Our study had limitations. First, it had the limitations inherent in its retrospective nature. Second, our patient numbers were small overall and across fracture types. The inability to reach conclusions regarding elbow motion arc and extension strength loss according to fracture type should be considered a limitation. Third, the patients in whom the approach was converted to an olecranon osteotomy were not included in the study. If this investigation had been a prospective, comparative study, this would have been an important problem. However, our goal was to establish a baseline for functional elbow outcomes and motion following a specific approach for which follow-up data have been very limited to date. Fourth, many of these patients had simpler fracture patterns. It is important to keep this in mind when comparing elbow motion findings with those of previous studies that involved more aggressive exposures with or without more complicated fracture patterns. Fifth, a portion of our study population (six patients) had associated fractures of the upper extremity involving the shoulder, forearm, or wrist that added confounding variables. These limitations may diminish the value of this study with regard to assessing fracture healing and functional outcomes following open reduction and internal fixation of distal humeral fractures with an extensor mechanism-on approach.

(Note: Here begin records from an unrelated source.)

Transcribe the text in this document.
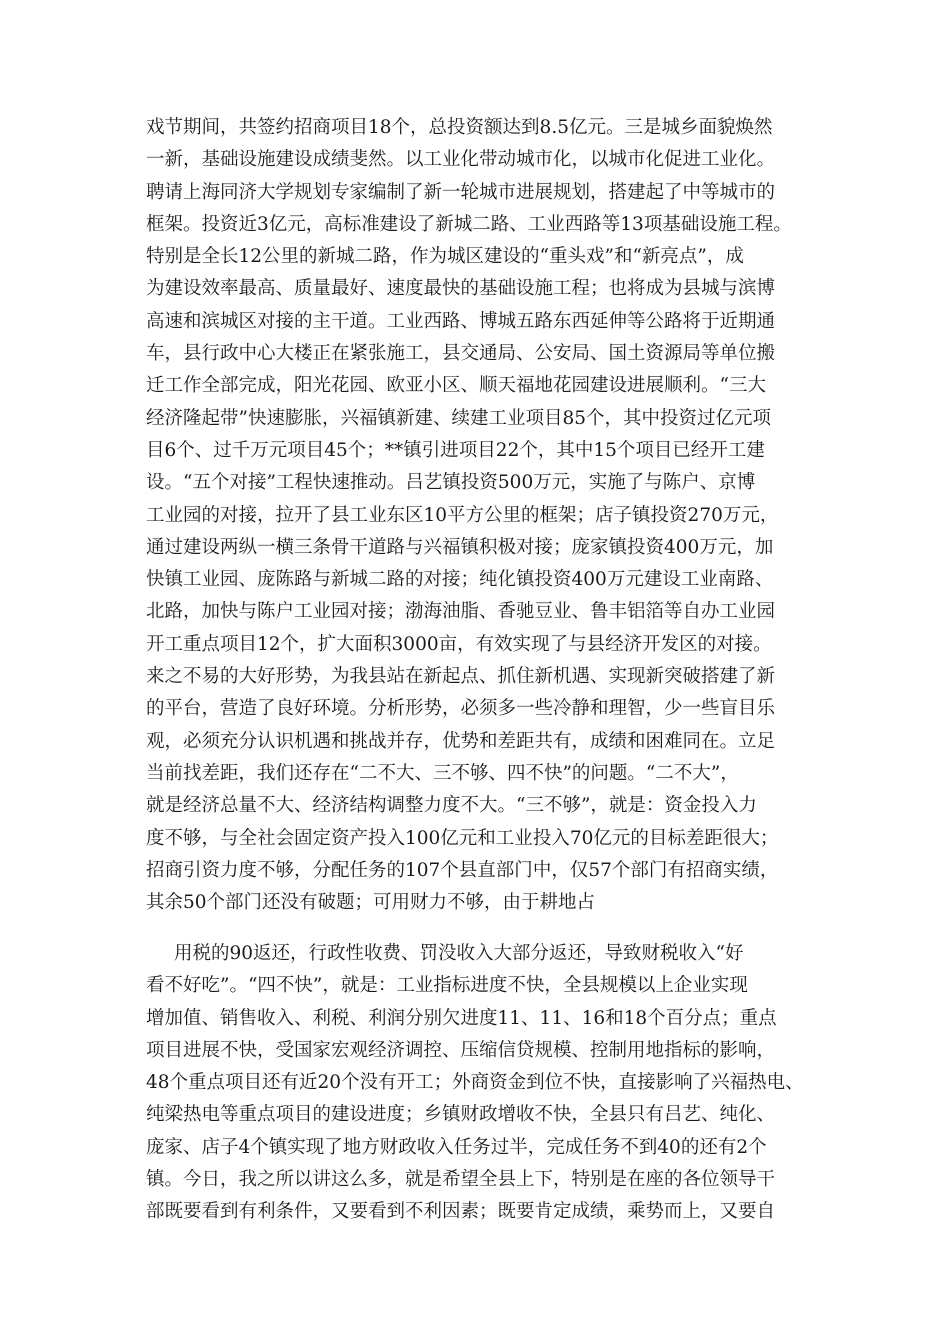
戏节期间，共签约招商项目18个，总投资额达到8.5亿元。三是城乡面貌焕然
一新，基础设施建设成绩斐然。以工业化带动城市化，以城市化促进工业化。
聘请上海同济大学规划专家编制了新一轮城市进展规划，搭建起了中等城市的
框架。投资近3亿元，高标准建设了新城二路、工业西路等13项基础设施工程。
特别是全长12公里的新城二路，作为城区建设的“重头戏”和“新亮点”，成
为建设效率最高、质量最好、速度最快的基础设施工程；也将成为县城与滨博
高速和滨城区对接的主干道。工业西路、博城五路东西延伸等公路将于近期通
车，县行政中心大楼正在紧张施工，县交通局、公安局、国土资源局等单位搬
迁工作全部完成，阳光花园、欧亚小区、顺天福地花园建设进展顺利。“三大
经济隆起带”快速膨胀，兴福镇新建、续建工业项目85个，其中投资过亿元项
目6个、过千万元项目45个；**镇引进项目22个，其中15个项目已经开工建
设。“五个对接”工程快速推动。吕艺镇投资500万元，实施了与陈户、京博
工业园的对接，拉开了县工业东区10平方公里的框架；店子镇投资270万元，
通过建设两纵一横三条骨干道路与兴福镇积极对接；庞家镇投资400万元，加
快镇工业园、庞陈路与新城二路的对接；纯化镇投资400万元建设工业南路、
北路，加快与陈户工业园对接；渤海油脂、香驰豆业、鲁丰铝箔等自办工业园
开工重点项目12个，扩大面积3000亩，有效实现了与县经济开发区的对接。
来之不易的大好形势，为我县站在新起点、抓住新机遇、实现新突破搭建了新
的平台，营造了良好环境。分析形势，必须多一些冷静和理智，少一些盲目乐
观，必须充分认识机遇和挑战并存，优势和差距共有，成绩和困难同在。立足
当前找差距，我们还存在“二不大、三不够、四不快”的问题。“二不大”，
就是经济总量不大、经济结构调整力度不大。“三不够”，就是：资金投入力
度不够，与全社会固定资产投入100亿元和工业投入70亿元的目标差距很大；
招商引资力度不够，分配任务的107个县直部门中，仅57个部门有招商实绩，
其余50个部门还没有破题；可用财力不够，由于耕地占
用税的90返还，行政性收费、罚没收入大部分返还，导致财税收入“好
看不好吃”。“四不快”，就是：工业指标进度不快，全县规模以上企业实现
增加值、销售收入、利税、利润分别欠进度11、11、16和18个百分点；重点
项目进展不快，受国家宏观经济调控、压缩信贷规模、控制用地指标的影响，
48个重点项目还有近20个没有开工；外商资金到位不快，直接影响了兴福热电、
纯梁热电等重点项目的建设进度；乡镇财政增收不快，全县只有吕艺、纯化、
庞家、店子4个镇实现了地方财政收入任务过半，完成任务不到40的还有2个
镇。今日，我之所以讲这么多，就是希望全县上下，特别是在座的各位领导干
部既要看到有利条件，又要看到不利因素；既要肯定成绩，乘势而上，又要自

Disclosure: None of the authors received payments or services, either directly or indirectly (i.e., via his or her institution), from a third party in support of any aspect of this work. One or more of the authors, or his or her institution, has had a financial relationship, in the thirty-six months prior to submission of this work, with an entity in the biomedical arena that could be perceived to influence or have the potential to influence what is written in this work. Also, one or more of the authors has had another relationship, or has engaged in another activity, that could be perceived to influence or have the potential to influence what is written in this work. The complete Disclosures of Potential Conflicts of Interest submitted by authors are always provided with the online version of the article.